There are more than 14,000 school districts in the U.S. and each of them has the autonomy to develop its own curricula. With so many different curricula in use around the country, is it realistic to believe that a single test—or tests produced from a common pool of performance tasks—will work for every school district?

I can’t help but reflect back on my time in graduate school when I was evaluating the validity of the MSPAP. We found that the extended tasks benefited students from all walks of life. The tasks represented the same kinds of challenges and assignments that they were likely to face as an adult in a real-world job. New Meridian tasks are similar in that they require critical thinking, modeling, reasoning, communication and research skills. Whether a student attends public school, private school, or a charter/magnet school, these skills are critically important for career and college readiness.

As you look at the education landscape in America, what are you most optimistic about?

I am excited to see the pendulum shifting back to having more local control of assessment practices. While I definitely see the benefit of standard assessment and accountability practices that have been introduced through NCLB and ESSA legislation, I am excited to see more opportunities for through-course, interim, and formative assessments that may allow a swing back toward more performance-based assessment as one piece of the assessment system.

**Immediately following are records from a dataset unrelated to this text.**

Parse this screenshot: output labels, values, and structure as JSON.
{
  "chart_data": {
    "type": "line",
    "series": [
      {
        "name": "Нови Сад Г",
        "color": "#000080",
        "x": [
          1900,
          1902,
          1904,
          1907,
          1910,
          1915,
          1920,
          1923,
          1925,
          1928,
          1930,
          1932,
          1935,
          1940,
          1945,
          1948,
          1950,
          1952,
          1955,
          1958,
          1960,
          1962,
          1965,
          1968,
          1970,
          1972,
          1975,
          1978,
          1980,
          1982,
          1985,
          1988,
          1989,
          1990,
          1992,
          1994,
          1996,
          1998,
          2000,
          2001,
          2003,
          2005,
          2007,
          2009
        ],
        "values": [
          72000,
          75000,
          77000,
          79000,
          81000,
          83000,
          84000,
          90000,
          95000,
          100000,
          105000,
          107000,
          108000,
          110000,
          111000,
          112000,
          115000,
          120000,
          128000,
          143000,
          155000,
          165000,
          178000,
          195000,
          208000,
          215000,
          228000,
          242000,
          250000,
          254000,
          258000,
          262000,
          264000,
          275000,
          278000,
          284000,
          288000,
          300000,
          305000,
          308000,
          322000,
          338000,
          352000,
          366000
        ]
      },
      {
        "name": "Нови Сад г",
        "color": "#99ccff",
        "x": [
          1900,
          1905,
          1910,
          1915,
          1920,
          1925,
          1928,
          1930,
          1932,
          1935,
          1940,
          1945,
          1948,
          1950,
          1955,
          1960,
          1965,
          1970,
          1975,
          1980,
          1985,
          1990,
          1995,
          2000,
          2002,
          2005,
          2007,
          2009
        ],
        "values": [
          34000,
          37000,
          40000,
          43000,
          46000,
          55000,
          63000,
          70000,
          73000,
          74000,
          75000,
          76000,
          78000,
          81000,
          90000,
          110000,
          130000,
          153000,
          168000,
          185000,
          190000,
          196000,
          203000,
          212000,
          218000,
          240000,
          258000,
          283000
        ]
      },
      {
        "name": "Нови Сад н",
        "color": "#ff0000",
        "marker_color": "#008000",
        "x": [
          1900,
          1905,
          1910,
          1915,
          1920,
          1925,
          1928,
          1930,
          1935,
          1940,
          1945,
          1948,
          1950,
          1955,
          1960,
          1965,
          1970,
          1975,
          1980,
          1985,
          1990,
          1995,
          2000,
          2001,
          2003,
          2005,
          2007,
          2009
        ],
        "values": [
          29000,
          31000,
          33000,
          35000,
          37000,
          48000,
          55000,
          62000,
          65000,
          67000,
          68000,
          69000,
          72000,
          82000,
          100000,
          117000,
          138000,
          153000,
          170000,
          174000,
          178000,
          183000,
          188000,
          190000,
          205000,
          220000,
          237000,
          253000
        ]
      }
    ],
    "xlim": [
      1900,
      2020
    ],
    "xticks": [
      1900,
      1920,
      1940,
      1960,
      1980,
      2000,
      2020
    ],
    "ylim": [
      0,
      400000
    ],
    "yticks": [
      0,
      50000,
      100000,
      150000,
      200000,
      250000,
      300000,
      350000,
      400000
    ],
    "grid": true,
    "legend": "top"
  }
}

As a psychometrician and measurement professional, I have spent my career trying to educate stakeholders on the need for multiple measures. I learned more than 25 years ago that one assessment can’t do everything, but a comprehensive portfolio of multiple measures can provide an informative profile of student strengths and weaknesses. I am optimistic we are moving to a system of assessments that will take all the pressure off one assessment and allow for multiple measures to build out a more complete profile of student achievement.